Я исходил из того, что очистительный процесс через познание своей истории необходим, люди должны знать всю правду о прошлом. Нужно снять запреты с архивов, сделать любые документы достоянием гласности, честно воссоздавать подлинную картину всего, что мы пережили. Что приобрели и какой ценой, какие понесли потери, чем обернулась реализация коммунистической модели для нескольких поколений советских людей. При этом никому не дано перечеркнуть все положительное, что было сделано в стране за семь десятилетий, принизить самоотверженность народа, страстно хотевшего построить новую справедливую жизнь и сумевшего не только возвысить Отечество, но и внести огромный вклад в мировое развитие.
Все, что связано со сталинщиной и ее рецидивами, должно быть проанализировано, трагические уроки тоталитаризма усвоены навечно. Но надо сохранить уважение к памяти наших отцов и дедов, оценить испытания, какие они вынесли, и, несмотря на это, продолжали верить в идеалы революции. Тогда мы сможем понять, почему старшие поколения, для которых советская история была их личной биографией, почувствовали себя оскорбленными огульным отрицанием прошлого, отторгаемыми меняющимся обществом, начали возмущаться и протестовать.
Была одна особенно деликатная тема, нуждавшаяся в глубоком и крайне добросовестном анализе. Это — история межнациональных отношений в стране. И здесь велика была потребность в «очищении», раскрытии трагических эпизодов, тщательно скрывавшихся в прошлом.
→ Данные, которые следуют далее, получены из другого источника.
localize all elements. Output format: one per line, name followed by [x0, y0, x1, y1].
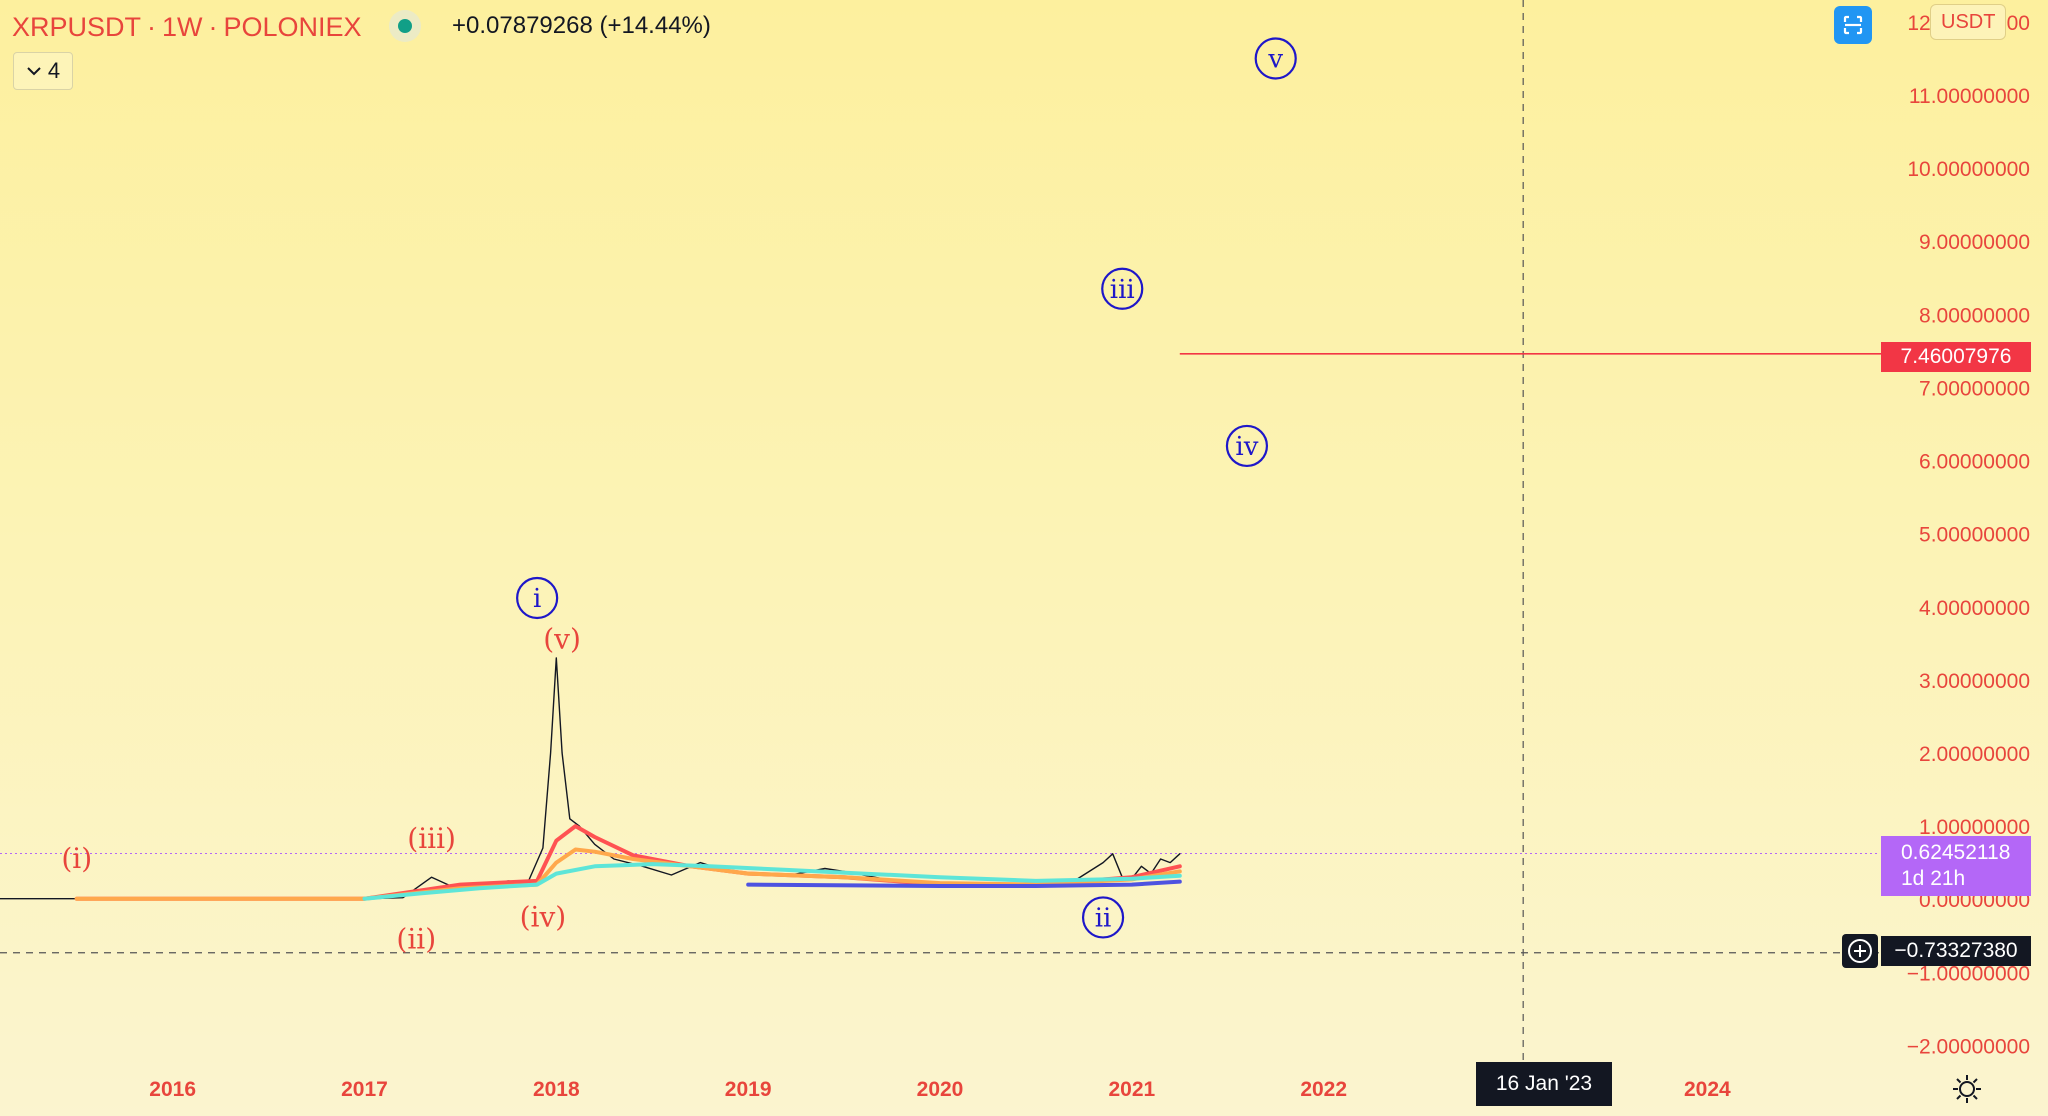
time-scale-label: 2019 [725, 1078, 772, 1101]
price-scale-label: 5.00000000 [1919, 524, 2030, 547]
scale-fit-icon [1843, 15, 1863, 35]
price-scale-label: 6.00000000 [1919, 451, 2030, 474]
separator: · [147, 11, 157, 42]
chevron-down-icon [27, 67, 41, 76]
indicator-toggle-button[interactable]: 4 [13, 52, 73, 90]
price-scale-label: 1.00000000 [1919, 816, 2030, 839]
bar-countdown: 1d 21h [1901, 867, 1966, 890]
interval-label: 1W [162, 11, 203, 42]
wave-label: (i) [61, 842, 92, 875]
price-scale-label: 4.00000000 [1919, 597, 2030, 620]
wave-label-circle [1225, 424, 1269, 468]
time-scale-label: 2016 [149, 1078, 196, 1101]
wave-label: ii [1095, 903, 1112, 933]
time-scale-label: 2022 [1300, 1078, 1347, 1101]
wave-label-circle [1081, 896, 1125, 939]
wave-label-circle [1254, 37, 1297, 80]
plus-circle-icon[interactable] [1842, 934, 1878, 968]
moving-average-line-4 [746, 879, 1182, 888]
symbol-name: XRPUSDT [12, 11, 142, 42]
wave-label: (v) [543, 623, 581, 656]
wave-label: (iii) [407, 822, 456, 855]
wave-label: (ii) [396, 922, 436, 955]
moving-average-line-2 [74, 847, 1182, 901]
wave-label: iii [1110, 275, 1135, 305]
separator: · [208, 11, 218, 42]
price-scale-label: 8.00000000 [1919, 304, 2030, 327]
moving-average-line-3 [362, 862, 1182, 901]
wave-label: v [1267, 44, 1283, 74]
auto-scale-button[interactable] [1834, 6, 1872, 44]
indicator-count: 4 [47, 58, 61, 83]
price-change: +0.07879268 (+14.44%) [452, 12, 711, 39]
gear-icon[interactable] [1950, 1072, 1984, 1106]
price-scale-label: 10.00000000 [1907, 158, 2030, 181]
time-scale-label: 2024 [1684, 1078, 1731, 1101]
price-scale-label: −1.00000000 [1907, 962, 2030, 985]
price-scale-label: 11.00000000 [1909, 85, 2030, 108]
price-scale-label: −2.00000000 [1907, 1035, 2030, 1058]
crosshair-price-label: −0.73327380 [1881, 936, 2031, 966]
price-scale-label: 7.00000000 [1919, 377, 2030, 400]
price-scale-label: 2.00000000 [1919, 743, 2030, 766]
symbol-title[interactable]: XRPUSDT · 1W · POLONIEX [12, 10, 362, 44]
price-scale-label: 9.00000000 [1919, 231, 2030, 254]
time-scale-label: 2020 [917, 1078, 964, 1101]
last-price-value: 0.62452118 [1901, 841, 2011, 864]
last-price-label: 0.62452118 1d 21h [1881, 836, 2031, 896]
time-scale-label: 2017 [341, 1078, 388, 1101]
wave-label: i [533, 584, 541, 614]
wave-label: iv [1235, 432, 1258, 462]
crosshair-date-label: 16 Jan '23 [1476, 1062, 1612, 1106]
wave-label: (iv) [520, 900, 567, 933]
target-price-label: 7.46007976 [1881, 342, 2031, 372]
exchange-label: POLONIEX [223, 11, 362, 42]
wave-label-circle [516, 576, 559, 620]
status-dot-icon [389, 10, 421, 42]
price-scale-label: 3.00000000 [1919, 670, 2030, 693]
time-scale-label: 2021 [1108, 1078, 1155, 1101]
currency-button[interactable]: USDT [1930, 4, 2007, 40]
price-series-line [0, 657, 1181, 900]
wave-label-circle [1101, 267, 1144, 310]
time-scale-label: 2018 [533, 1078, 580, 1101]
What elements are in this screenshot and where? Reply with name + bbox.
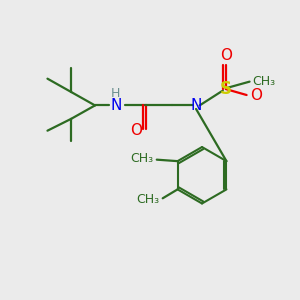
- Text: N: N: [190, 98, 202, 113]
- Text: S: S: [220, 80, 232, 98]
- Text: CH₃: CH₃: [253, 75, 276, 88]
- Text: O: O: [220, 48, 232, 63]
- Text: CH₃: CH₃: [130, 152, 153, 165]
- Text: H: H: [111, 87, 121, 100]
- Text: O: O: [130, 123, 142, 138]
- Text: O: O: [250, 88, 262, 103]
- Text: CH₃: CH₃: [136, 193, 160, 206]
- Text: N: N: [110, 98, 122, 113]
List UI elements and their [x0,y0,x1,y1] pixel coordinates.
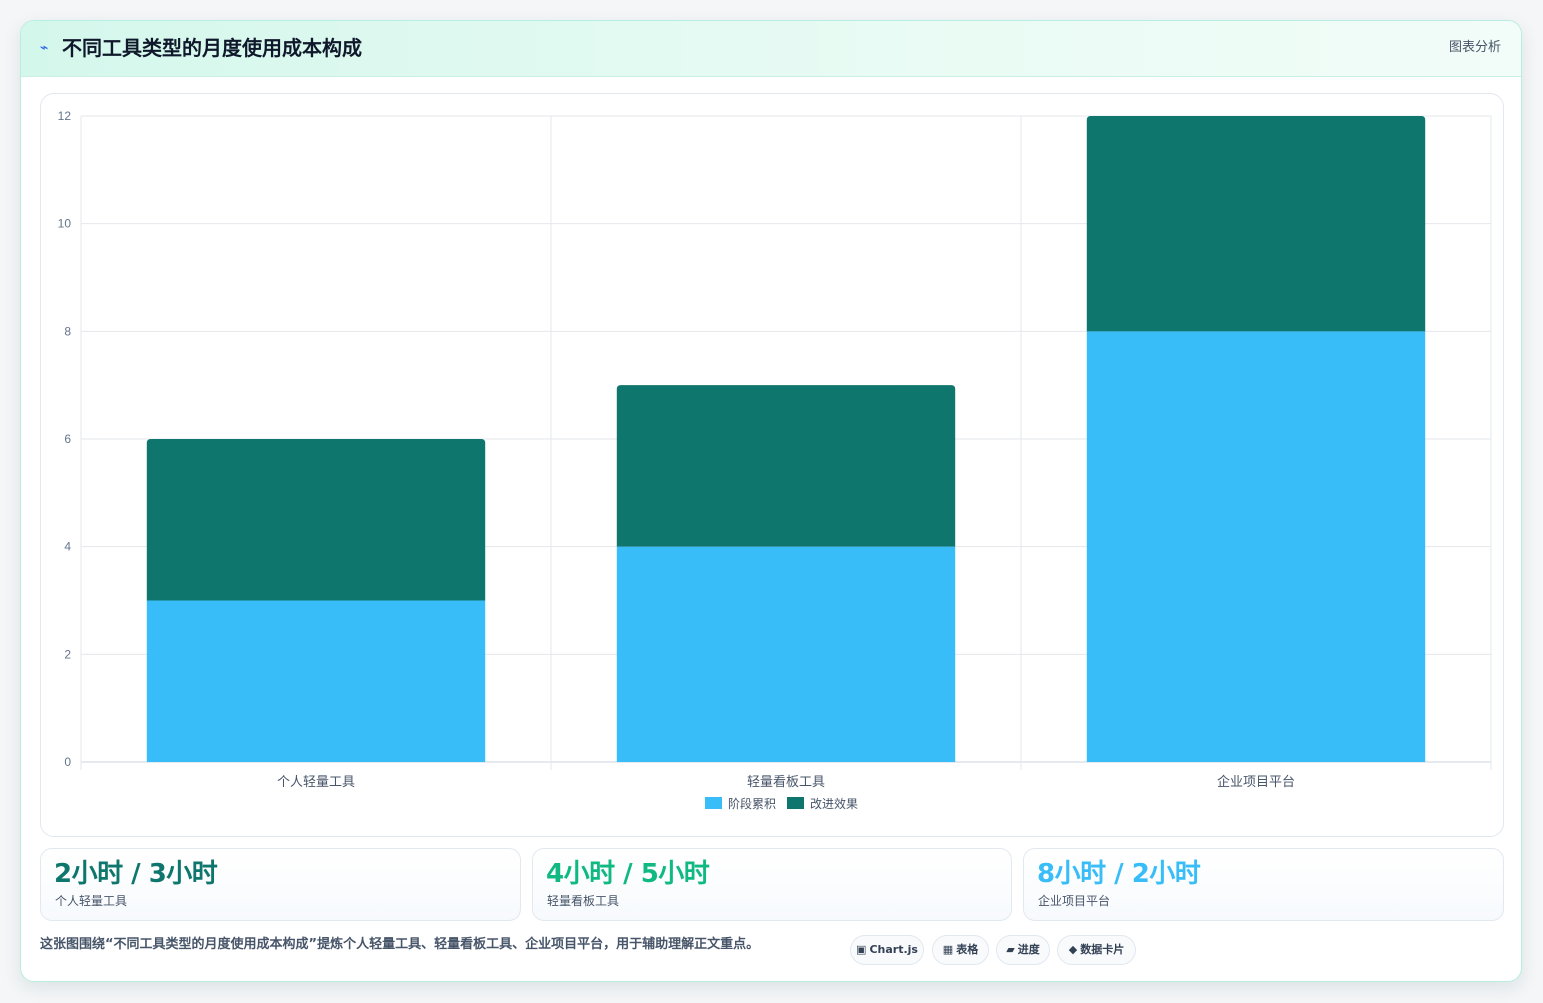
table-icon: ▦ [942,943,954,956]
stat-card-1: 2小时 / 3小时 个人轻量工具 [40,848,521,921]
bar-segment [616,385,956,547]
x-tick-label: 企业项目平台 [1217,774,1295,790]
page-title: 不同工具类型的月度使用成本构成 [62,36,362,60]
chart-card: ⌁ 不同工具类型的月度使用成本构成 图表分析 0 2 4 6 8 10 12 个人轻量工具 轻量… [20,20,1522,982]
bar-segment [1086,331,1426,762]
stat-label: 企业项目平台 [1038,894,1111,908]
tag-chartjs[interactable]: ▣ Chart.js [850,935,924,965]
progress-icon: ▰ [1006,943,1015,956]
stat-card-3: 8小时 / 2小时 企业项目平台 [1023,848,1504,921]
legend-label: 改进效果 [810,796,858,811]
stat-value: 2小时 / 3小时 [54,859,218,889]
tag-label: 表格 [956,943,979,956]
chart-icon: ▣ [856,943,867,956]
tag-label: Chart.js [869,943,918,956]
card-header: ⌁ 不同工具类型的月度使用成本构成 图表分析 [21,21,1521,77]
tag-table[interactable]: ▦ 表格 [932,935,989,965]
bar-segment [146,439,486,601]
y-tick-label: 12 [58,109,72,123]
x-tick-label: 个人轻量工具 [277,775,355,790]
y-tick-label: 10 [58,217,72,231]
x-tick-label: 轻量看板工具 [747,774,825,790]
stat-label: 轻量看板工具 [547,894,620,908]
bar-segment [146,600,486,762]
stat-card-2: 4小时 / 5小时 轻量看板工具 [532,848,1012,921]
diamond-icon: ◆ [1068,943,1078,956]
chart-analysis-label: 图表分析 [1448,40,1501,55]
y-tick-label: 8 [64,324,71,338]
bar-segment [1086,116,1426,332]
legend-swatch [705,797,722,809]
stat-value: 8小时 / 2小时 [1037,859,1201,889]
stat-label: 个人轻量工具 [55,894,128,908]
legend-swatch [787,797,804,809]
y-tick-label: 6 [64,432,71,446]
tag-label: 进度 [1017,943,1040,956]
legend-label: 阶段累积 [728,796,776,811]
y-tick-label: 0 [64,755,71,769]
y-tick-label: 2 [64,647,71,661]
tag-progress[interactable]: ▰ 进度 [996,935,1050,965]
stat-value: 4小时 / 5小时 [546,859,710,889]
tag-data-card[interactable]: ◆ 数据卡片 [1057,935,1136,965]
bar-segment [616,546,956,762]
lightning-icon: ⌁ [40,40,49,56]
chart-container: 0 2 4 6 8 10 12 个人轻量工具 轻量看板工具 企业项目平台阶段累积 改进效果 [40,93,1504,837]
y-tick-label: 4 [64,540,71,554]
tag-label: 数据卡片 [1080,943,1125,956]
chart-description: 这张图围绕“不同工具类型的月度使用成本构成”提炼个人轻量工具、轻量看板工具、企业… [40,937,760,952]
Но их следовало, конечно, рассматривать в историческом контексте, не забывая о тех колоссальных усилиях, которые были приложены для развития народов, их мирного сожительства и дружбы в многонациональном государстве.
Увы, и в этих вопросах верх взяли предвзятость и нетерпимость, на них сделали политическую карьеру и рванулись к власти националисты, развернувшие атаку на саму идею Союза.